Training Your Own Models
If you’ve played with the examples from the previous section on NLP, you’ve seen the power of APIs. Send in a picture, get a list of objects in that picture; send in a sentence, and get the emotional tilt of that sentence, or get the sentence back in another language. Magic.
Just as with other areas of software development, sometimes the API you need doesn’t exist and you’ll have to write your own code. A common starting point for AI programming is to select a machine learning algorithm, train it with data (see this Medium post for a set of strategies for getting data), and then expose that trained model via APIs to the rest of your code.
There is a large set of machine learning algorithms with fun names, such as decision trees, random forest, support vector machines, and logistic regression. Each algorithm is best suited for a specific situation depending on how much data you have, how many “features” or dimensions of data you can feed the algorithms, and how sparse or dense the data set is. Sometimes it’s hard to figure out which algorithm to use, and you will have to try a few different algorithms (and combinations of algorithms) to see how they do.
Here are a few good starting points to picking the right ML algorithm to solve your specific problem:
- How to choose machine learning algorithms for Microsoft Azure machine learning
- Stack Overflow answer to “When to choose which machine learning classifer?”
- Scikit-learn documentation: Choosing the right estimator
Deep learning is a class of machine learning that has gotten a lot of well-deserved attention in recent years because it’s working to solve a wide variety of AI problems in vision, natural language processing, and many others. Also, in contrast with many of the other machine learning algorithms where data scientists or software engineers have to figure out which features will lead to good predictions, deep learning approaches figure out the features themselves.

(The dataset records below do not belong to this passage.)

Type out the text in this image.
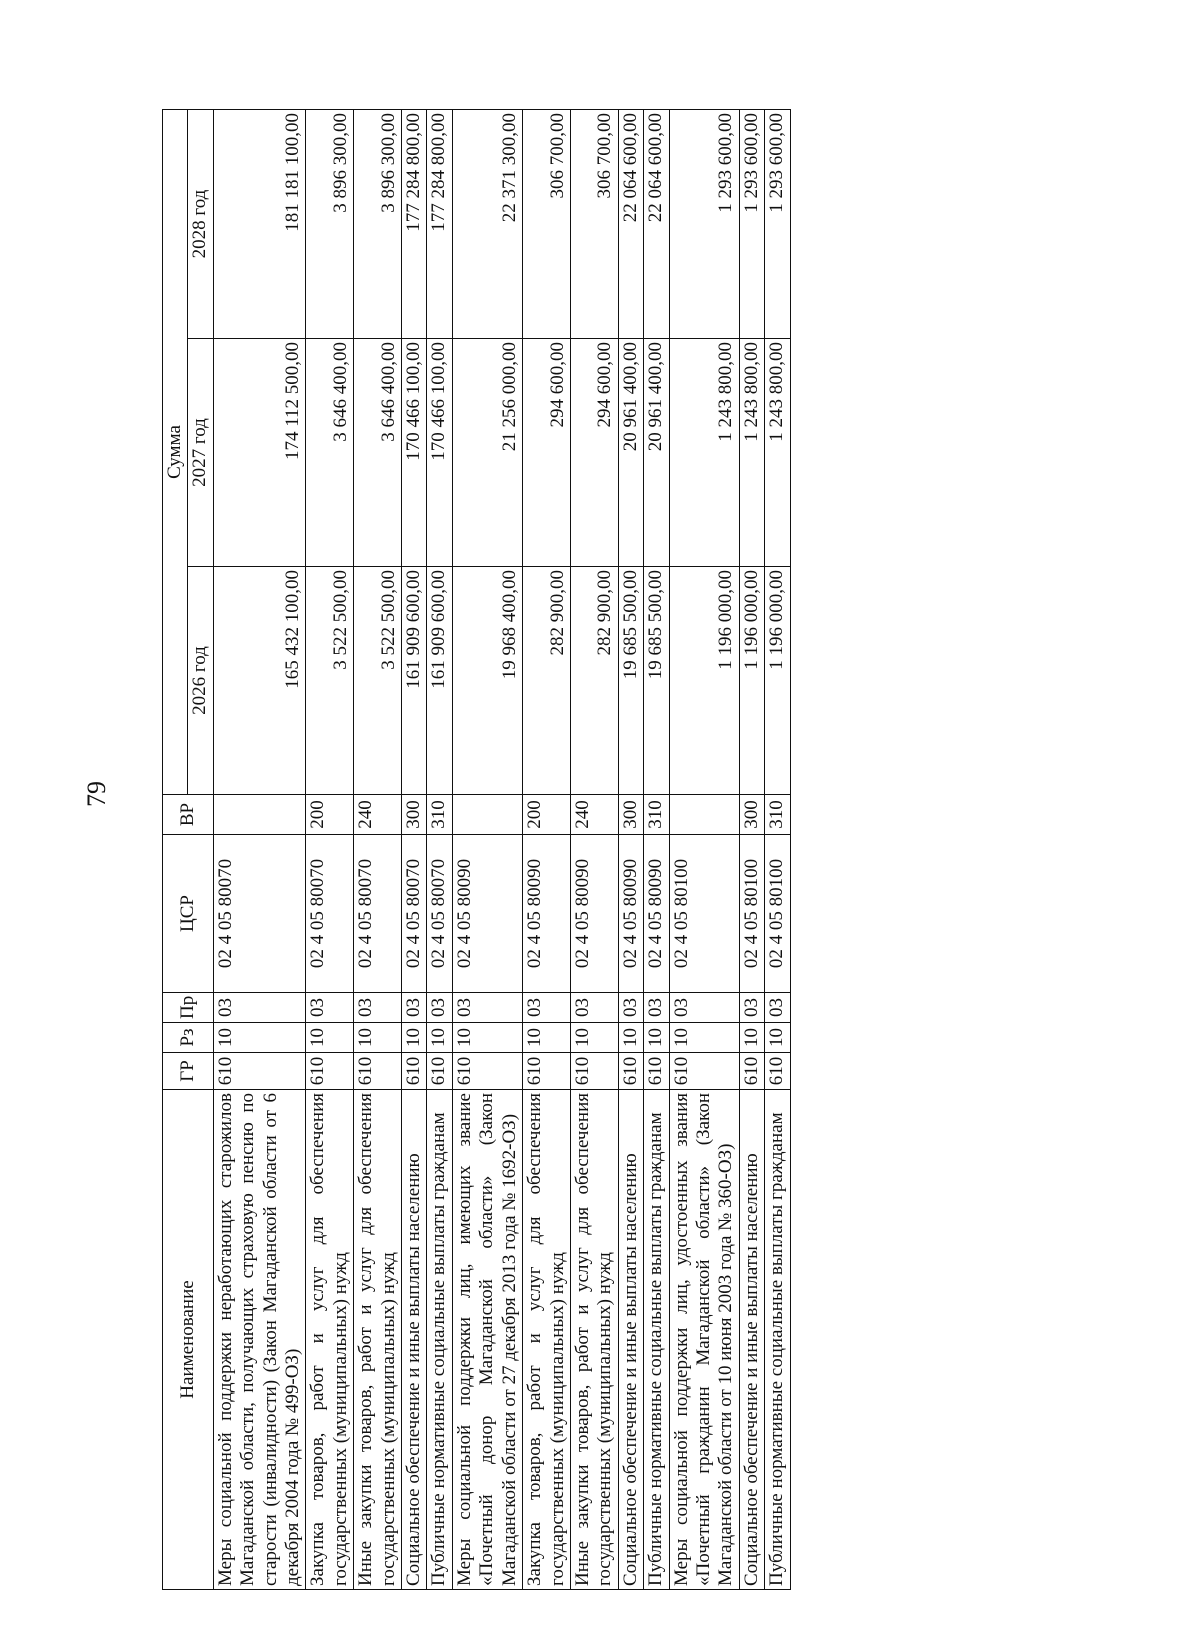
79
Наименование	ГР	Рз	Пр	ЦСР	ВР	Сумма		
						2026 год	2027 год	2028 год
Меры социальной поддержки неработающих старожилов Магаданской области, получающих страховую пенсию по старости (инвалидности) (Закон Магаданской области от 6 декабря 2004 года № 499-ОЗ)	610	10	03	02 4 05 80070		165 432 100,00	174 112 500,00	181 181 100,00
Закупка товаров, работ и услуг для обеспечения государственных (муниципальных) нужд	610	10	03	02 4 05 80070	200	3 522 500,00	3 646 400,00	3 896 300,00
Иные закупки товаров, работ и услуг для обеспечения государственных (муниципальных) нужд	610	10	03	02 4 05 80070	240	3 522 500,00	3 646 400,00	3 896 300,00
Социальное обеспечение и иные выплаты населению	610	10	03	02 4 05 80070	300	161 909 600,00	170 466 100,00	177 284 800,00
Публичные нормативные социальные выплаты гражданам	610	10	03	02 4 05 80070	310	161 909 600,00	170 466 100,00	177 284 800,00
Меры социальной поддержки лиц, имеющих звание «Почетный донор Магаданской области» (Закон Магаданской области от 27 декабря 2013 года № 1692-ОЗ)	610	10	03	02 4 05 80090		19 968 400,00	21 256 000,00	22 371 300,00
Закупка товаров, работ и услуг для обеспечения государственных (муниципальных) нужд	610	10	03	02 4 05 80090	200	282 900,00	294 600,00	306 700,00
Иные закупки товаров, работ и услуг для обеспечения государственных (муниципальных) нужд	610	10	03	02 4 05 80090	240	282 900,00	294 600,00	306 700,00
Социальное обеспечение и иные выплаты населению	610	10	03	02 4 05 80090	300	19 685 500,00	20 961 400,00	22 064 600,00
Публичные нормативные социальные выплаты гражданам	610	10	03	02 4 05 80090	310	19 685 500,00	20 961 400,00	22 064 600,00
Меры социальной поддержки лиц, удостоенных звания «Почетный гражданин Магаданской области» (Закон Магаданской области от 10 июня 2003 года № 360-ОЗ)	610	10	03	02 4 05 80100		1 196 000,00	1 243 800,00	1 293 600,00
Социальное обеспечение и иные выплаты населению	610	10	03	02 4 05 80100	300	1 196 000,00	1 243 800,00	1 293 600,00
Публичные нормативные социальные выплаты гражданам	610	10	03	02 4 05 80100	310	1 196 000,00	1 243 800,00	1 293 600,00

For example, let’s say you were using linear regressions to try to predict the price of a home like Trulia does. With most machine learning approaches, you’d have to figure out “features” — think of them as factors that will drive price like how big the house is, when the house was built, the price of nearby houses, the number of bedrooms and bathrooms. With deep learning, you don’t pick the features. The algorithms essentially find the features for you in the data.
Because (1) it’s working and (2) it figures out features on its own, we’ll spend the rest of the time in this playbook digging into deep learning. But before we continue, this tweet is spot on:
We’d encourage you to try potentially simpler, admittedly less glamorous algorithms before deep learning. Sometimes a linear regression is all you need.
Having said that, deep learning algorithms are incredibly powerful and getting amazing results across many different domains. Professor Christopher Manning, a longtime veteran of NLP research at Stanford, says in his introductory lecture for “CS Natural Language Processing with Deep Learning” that “in the length of my lifetime, I’d actually say it’s unprecedented [for] a field to progress so quickly”.
Deep learning data structures and algorithms were originally inspired by the way neurons in the brain work, but most researchers today will tell you that brains and neural networks used in software like TensorFlow are very different. But if you are interested in the history of how we got here, check out these excellent resources which we’ve ordered by depth, from most concise to most comprehensive, for your reading pleasure.
- Andrew L. Beam, Deep Learning 101
- Andrey Kruenkov, A “Brief” of Neural Nets and Deep Learning
- Haohan Wang and Bhiksha Raj, On the Origin of Deep Learning
- Jurgen Schmidhuber, Deep Learning in Neural Networks: An Overview
By the way, why do we call it “deep learning”? It’s called deep learning because the underlying algorithms work on data structure that looks like a graph of connected nodes, and the nodes are organized into layers. Data goes into the left-most nodes, and the output comes out the right hand side. Between the input and output nodes, there are many layers of other nodes; hence, the network is “deep”. This diagram from Nvidia does a good job of illustrating the concept:
To learn more:
- Watch legend Jeff Dean from the Google Brain team lecture on Large-Scale Deep Learning for Intelligent Computer Systems
- Read Michael Nielsen’s excellent ebook and Website Neural Networks and Deep Learning
You might be wondering why this revolution is happening now given that some of the original ideas date back to the 1950s. The short answer is a common one in technology: bountiful and inexpensive compute, storage, and data. Andrew Ng shares this conceptual graph illustrating how the effectiveness of deep learning improves as you feed it more data and more computing resources:
While the fundamental ideas are generally the same, the scale at which we are using them has changed, and that has brought quantitatively different (and better) results, in part because we can now test ideas we couldn’t test before. Scale constraints created a barrier to evolution. As cloud computing has made large-scale experiments possible, the techniques have evolved and improved significantly.
Professor Geoff Hinton (Google and University of Toronto) discussed why previous approaches failed. The first two reasons he identifies have to do with scale (“Our labeled datasets were thousands of times too small.”) and compute capabilities (“Our computers were millions of times too slow.”), which clearly don’t speak only to the speed of processors but compute capacity in general (i.e., including processor, memory, storage, networking).